Beau Rivage, sur la commune de Caurel, en août 1985. (Photo : Jean-Luc Chevé)
Carrière à trois trous et murets arrondis. Cette vallée était dénommée « La vallée heureuse ». Sur les parois abruptes ont été creusées de nombreuses galeries pour extraire l’ardoise. Ici, une carrière familiale à trois trous. (Photo : Jean-Luc Chevé)
Côté Morbihan, prise de vue au-dessus d’une carrière d’ardoises. (Photo : Jean-Luc Chevé)
Un petit coin lunaire. (Photo : Jean-Luc Chevé)

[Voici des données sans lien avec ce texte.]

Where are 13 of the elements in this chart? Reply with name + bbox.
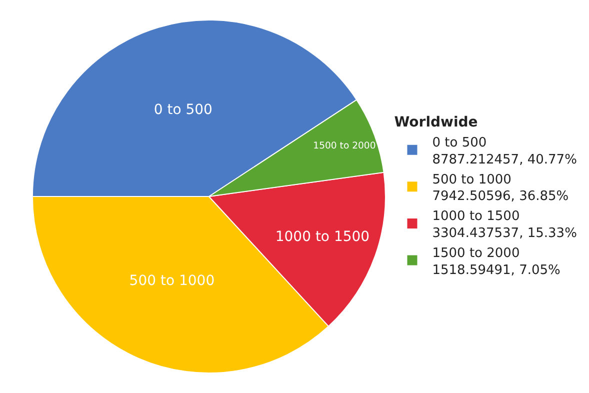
legend-label: 1000 to 1500 [432, 209, 520, 224]
data-label: 8787.212457, 40.77% [432, 152, 577, 168]
slice-label: 1000 to 1500 [275, 229, 370, 246]
data-label: 3304.437537, 15.33% [432, 226, 577, 241]
legend-label: 500 to 1000 [432, 172, 512, 188]
slice-label: 500 to 1000 [129, 272, 215, 289]
slice-label: 1500 to 2000 [313, 140, 376, 152]
data-label: 7942.50596, 36.85% [432, 189, 569, 204]
legend-label: 0 to 500 [432, 135, 487, 150]
legend-label: 1500 to 2000 [432, 246, 520, 261]
legend-title: Worldwide [394, 114, 478, 130]
data-label: 1518.59491, 7.05% [432, 262, 560, 278]
slice-label: 0 to 500 [154, 102, 212, 118]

Proche du barrage, le long de la haute paroi rocheuse, un fossé rempli de vase. (Photo : Jean-Luc Chevé)
Deux enfants se promènent au niveau de l’écluse Trégnanton et sa maison éclusière. (Photo : Jean-Luc Chevé)
Écluse de Kastell Finance, face à la base nautique. C’est la deuxième des dix-sept écluses englouties dans ce lac, long de 12 km, (sans compter la longue anse de Landroannec). La première écluse a servi lors de la construction de la base du barrage. Cette zone claire, c’est la plage qui se situe face au barrage, caché derrière la courbe du lit du Blavet. (Photo : Jean-Luc Chevé)
Pompe à eau actionnée au gaz. Ceinturée par un bâti, cette pompe devait être utilisée pour évacuer l’eau des galeries de la mine. Elle fonctionnait au gaz pauvre. (Photo : Jean-Luc Chevé)
Cette maison est à la jonction du Blavet et du canal. Ce doit donc être la maison du carrier. Elle est située sous le piton rocheux. (Photo : Jean-Luc Chevé)
Port Tanguy, maison du carrier. La maison a été construite sur un endroit d’extraction d’ardoises. Ceci se remarque aisément à la couleur de la pierre. Cette extraction a sans doute débuté lors du creusement du canal. (Photo : Jean-Luc Chevé)
Port Tanguy-Vallon, face au canal. Les anses du lac laissent apparaître des paysages sublimes. (Photo : Jean-Luc Chevé)
Le lit du Blavet est hors canal. Le Blavet a gardé son lit sur quelques centaines de mètres. Au fond, les maisons et le canal. La couleur de l’eau et de l’herbe y est particulière. Des stries lézardent la vase. (Photo : Jean-Luc Chevé)
Un des acteurs de « Chim et Chinaow », le court-métrage réalisé par Jean-Luc Chevé lors de l’assec du lac de Guerlédan, marche devant la longère. (Photo : Jean-Luc Chevé)
Pignon d’une maison et ses graffitis. Au-dessus du mot Laut, on remarque des graffitis réalisés lors de l’assèchement de 1975. (Photo : Jean-Luc Chevé)
Des châtaigniers émergent de l’eau. Au fond, à gauche des maisons sans doute accolées et au centre, une autre maison. (Photo : Jean-Luc Chevé)
(Photo : Jean-Luc Chevé)
L’herbe a repoussé sur la vase séchée. (Photo : Jean-Luc Chevé)
Vase finement craquelée et photographiée en contre-jour indirect. (Photo : Jean-Luc Chevé)
Beau Rivage, sur la commune de Caurel, en août 1985. (Photo : Jean-Luc Chevé)

Circuler, visiter, descendre au fond…

La vidange du lac se déroule de mars à novembre. Une dizaine de parkings sont prévus. Trois accès permettront d’accéder aux hauteurs du lac. Quatre autres de descendre au fond. Seules des visites encadrées et payantes (2 €) seront autorisés au fond du lac, en raison des risques : trous, envasement… Trois offices de tourisme proposeront des visites guidées : celui de Centre-Bretagne (02 96 28 25 17), celui de Pontivy Communauté (02 97 25 04 10) et Kreizh Breizh (02 96 29 02 72). Visites guidées dans le fond du lac à partir des quatre sites d’accès, côté Morbihan ou côté Côtes-D’armor : Trégnanton (Saint-Gelven), Beau Rivage (Caurel), rond-point du lac (Mûr-de-Bretagne) et l’anse de Sordan (Saint-Aignan), entre mai et septembre 2015.